Since your question wasn't very specific, it can only be answered with a general algorithm. I also make no claims that this is the "most sensible" way, simply one that works.
First, we need to define the problem space.
Your scripting language has local variables (using the Lua term): variables which are not global. These are variables which can theoretically be captured by a lambda.
Now, let's assume your scripting language does not have a way to dynamically select local variables. This means that, simply by inspecting the syntax tree, one can see the following:
- Which local variables are captured by a function.
- Which local variables are not captured by a function.
- Which functions capture local variables outside of their scope.
- Which functions do not capture local variables outside of their scope.
Given this information, local variables now are split into two groups: pure local variables, and captured local variables. I will call these "pure locals" and "captured locals".
Pure locals are, for want of a better term, registers. When you compile to your byte code, pure locals are the simplest to handle. They're specific stack indices, or they're specific register names. However you're doing your stack management, pure locals are assigned fixed locations within a particular scope. If you're wielding the power of JIT, then these are going to become registers, or the closest thing to that possible.
The very first thing you need to understand about captured locals is this: they must be managed by your memory manager.
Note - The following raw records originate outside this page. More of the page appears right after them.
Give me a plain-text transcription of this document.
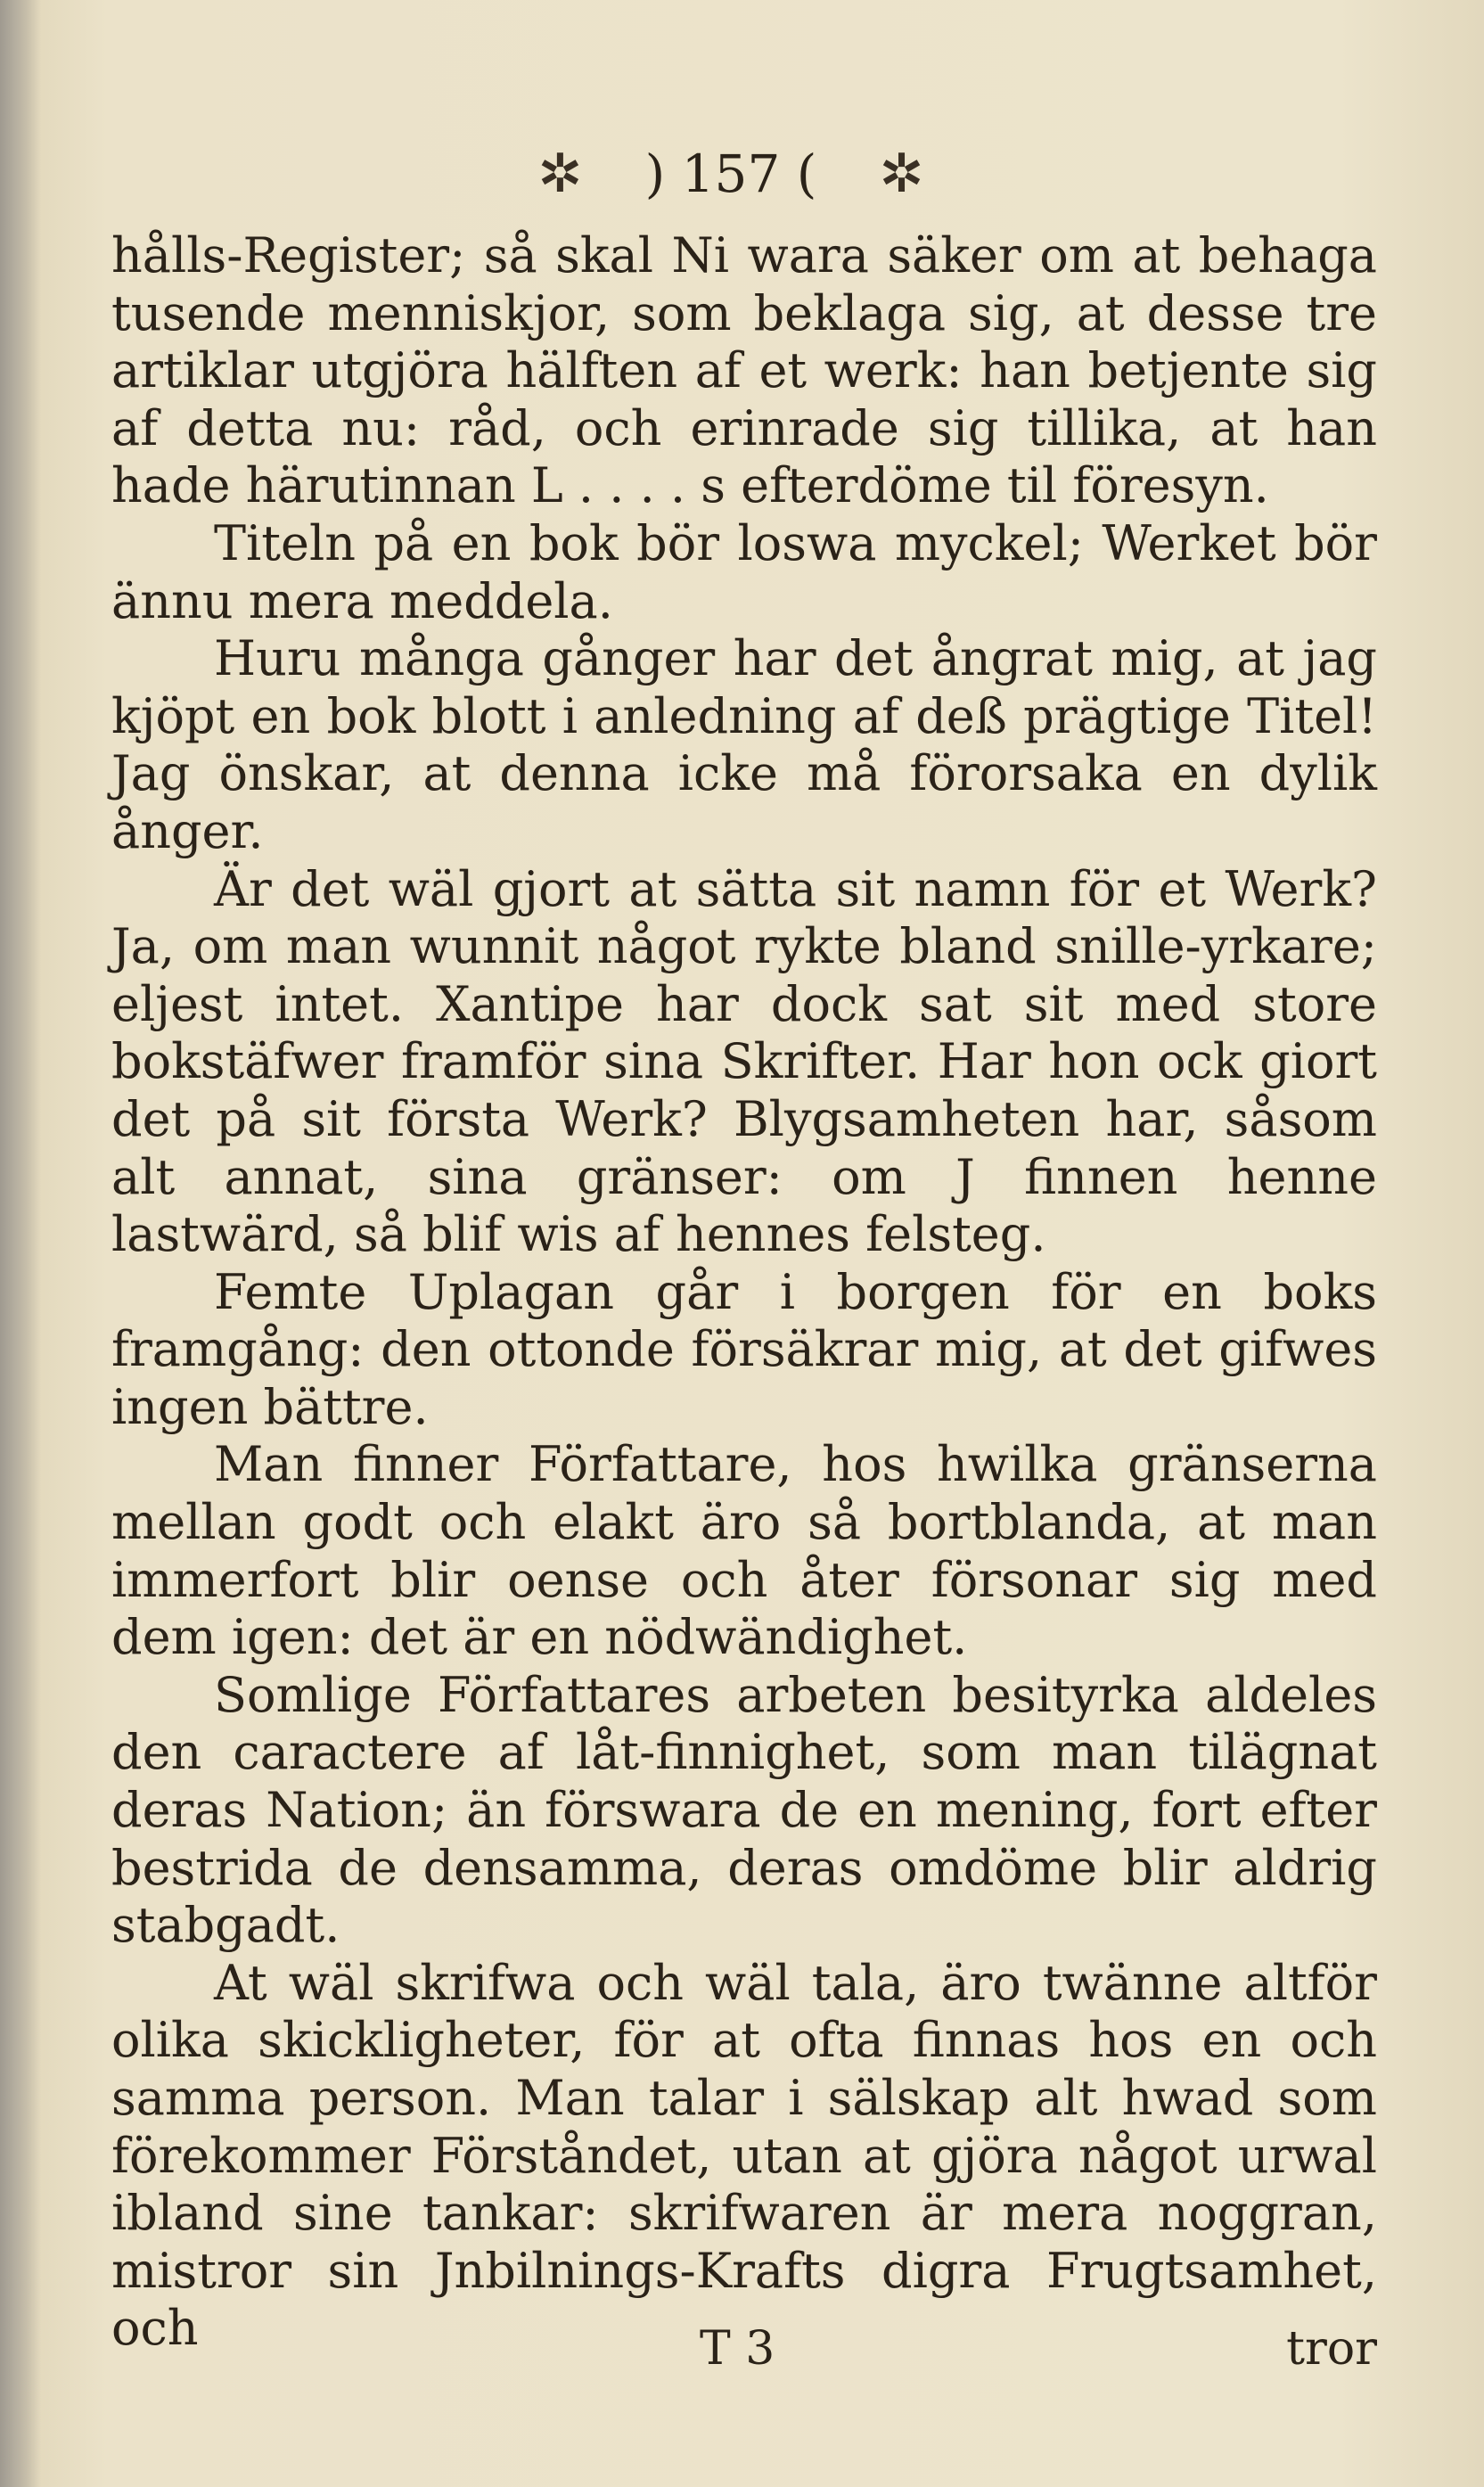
✲ ) 157 ( ✲

hålls-Register; så skal Ni wara säker om at behaga tusende menniskjor, som beklaga sig, at desse tre artiklar utgjöra hälften af et werk: han betjente sig af detta nu: råd, och erinrade sig tillika, at han hade härutinnan L . . . . s efterdöme til föresyn.

Titeln på en bok bör loswa myckel; Werket bör ännu mera meddela.

Huru många gånger har det ångrat mig, at jag kjöpt en bok blott i anledning af deß prägtige Titel! Jag önskar, at denna icke må förorsaka en dylik ånger.

Är det wäl gjort at sätta sit namn för et Werk? Ja, om man wunnit något rykte bland snille-yrkare; eljest intet. Xantipe har dock sat sit med store bokstäfwer framför sina Skrifter. Har hon ock giort det på sit första Werk? Blygsamheten har, såsom alt annat, sina gränser: om J finnen henne lastwärd, så blif wis af hennes felsteg.

Femte Uplagan går i borgen för en boks framgång: den ottonde försäkrar mig, at det gifwes ingen bättre.

Man finner Författare, hos hwilka gränserna mellan godt och elakt äro så bortblanda, at man immerfort blir oense och åter försonar sig med dem igen: det är en nödwändighet.

Somlige Författares arbeten besityrka aldeles den caractere af låt-finnighet, som man tilägnat deras Nation; än förswara de en mening, fort efter bestrida de densamma, deras omdöme blir aldrig stabgadt.

At wäl skrifwa och wäl tala, äro twänne altför olika skickligheter, för at ofta finnas hos en och samma person. Man talar i sälskap alt hwad som förekommer Förståndet, utan at gjöra något urwal ibland sine tankar: skrifwaren är mera noggran, mistror sin Jnbilnings-Krafts digra Frugtsamhet, och	T 3	tror
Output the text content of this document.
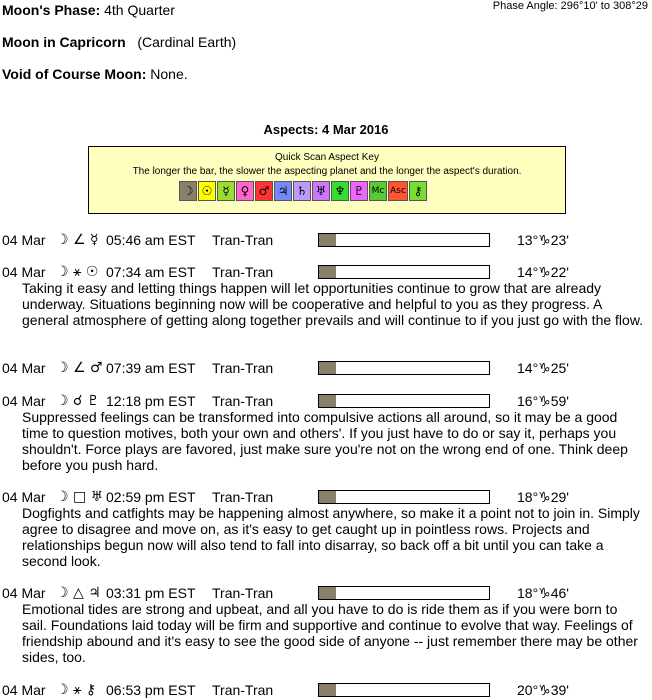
Moon's Phase: 4th Quarter	Phase Angle: 296°10' to 308°29
Moon in Capricorn (Cardinal Earth)
Void of Course Moon: None.
Aspects: 4 Mar 2016
Quick Scan Aspect Key
The longer the bar, the slower the aspecting planet and the longer the aspect's duration.
☽ ☉ ☿ ♀ ♂ ♃ ♄ ♅ ♆ ♇ Mc Asc ⚷
04 Mar ☽ ∠ ☿ 05:46 am EST Tran-Tran	13°♑23'
04 Mar ☽ ⚹ ☉ 07:34 am EST Tran-Tran	14°♑22'
Taking it easy and letting things happen will let opportunities continue to grow that are already underway. Situations beginning now will be cooperative and helpful to you as they progress. A general atmosphere of getting along together prevails and will continue to if you just go with the flow.
04 Mar ☽ ∠ ♂ 07:39 am EST Tran-Tran	14°♑25'
04 Mar ☽ ☌ ♇ 12:18 pm EST Tran-Tran	16°♑59'
Suppressed feelings can be transformed into compulsive actions all around, so it may be a good time to question motives, both your own and others'. If you just have to do or say it, perhaps you shouldn't. Force plays are favored, just make sure you're not on the wrong end of one. Think deep before you push hard.
04 Mar ☽ □ ♅ 02:59 pm EST Tran-Tran	18°♑29'
Dogfights and catfights may be happening almost anywhere, so make it a point not to join in. Simply agree to disagree and move on, as it's easy to get caught up in pointless rows. Projects and relationships begun now will also tend to fall into disarray, so back off a bit until you can take a second look.
04 Mar ☽ △ ♃ 03:31 pm EST Tran-Tran	18°♑46'
Emotional tides are strong and upbeat, and all you have to do is ride them as if you were born to sail. Foundations laid today will be firm and supportive and continue to evolve that way. Feelings of friendship abound and it's easy to see the good side of anyone -- just remember there may be other sides, too.
04 Mar ☽ ⚹ ⚷ 06:53 pm EST Tran-Tran	20°♑39'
They exist independently of the current call stack and scope, and therefore, they need to be free-standing objects which are referenced by functions that capture them. This allows multiple functions to capture the same local and therefore reference each others private data.
Therefore, when you enter a scope that contains captured lambdas, you will allocate a piece of memory that contains all of the captured locals that are part of that particular scope. For example:
comp(threshold)
{
local data;
return lambda(x)
{
return x < (threshold + data);
};
}
The root scope of the comp
function has two local variables. Both of them are captured. Therefore, the number of captured locals is 2 and the number of pure locals is zero.
Your compiler (to byte code) will therefore allocate 0 registers/stack variables for pure locals, and it will allocate a free-standing object which contains two variables. Assuming you're using garbage collection, you will need something to reference it in order for it to continue to live. That's easy: you reference it in a register/stack location, one that is not directly accessible by the script. So really, you do allocate a register/stack variable, but the script can't directly touch it.
Now, let's look at what lambda
does. It creates a function. Again, we know that this function captures some variables outside of its scope. And we know which variables it captures. We see that it captures two variables, but we also see that these two variables come from the same free-standing block of memory.
So what lambda
does is create a function object that has a reference to some bytecode and a reference to the variables it is associated with. The bytecode will use that reference to get its captured variables. Your compiler knows which variables are pure local to the function (like the argument x
) and which are externally captured locals (like threshold). So it can figure out how to access each variable.
Now, when lambda
completes, it returns a function object. At this point, the captured variables are referenced by two things: the lambda function and the stack: the current scope of the function. When return
finishes however, the current scope is destroyed and all the things that were previously referenced are no longer referenced. So when it returns the function object, only the lambda function has the reference to the captured variables.
This is all rather complicated though. A much simpler implementation would be to just make all local variables effectively captured; all local variables are captured locals. If you do this, then your compiler can be a lot simpler (and probably quicker). When a new scope is entered, all of the locals for that scope are allocated in a block of memory. When a function is created, it references all of the external scopes it uses (if any). And when a scope is exited, it removes a reference to the locals it allocated. If nobody else is referencing it, then the memory can be freed.
It's very simple and straightforward.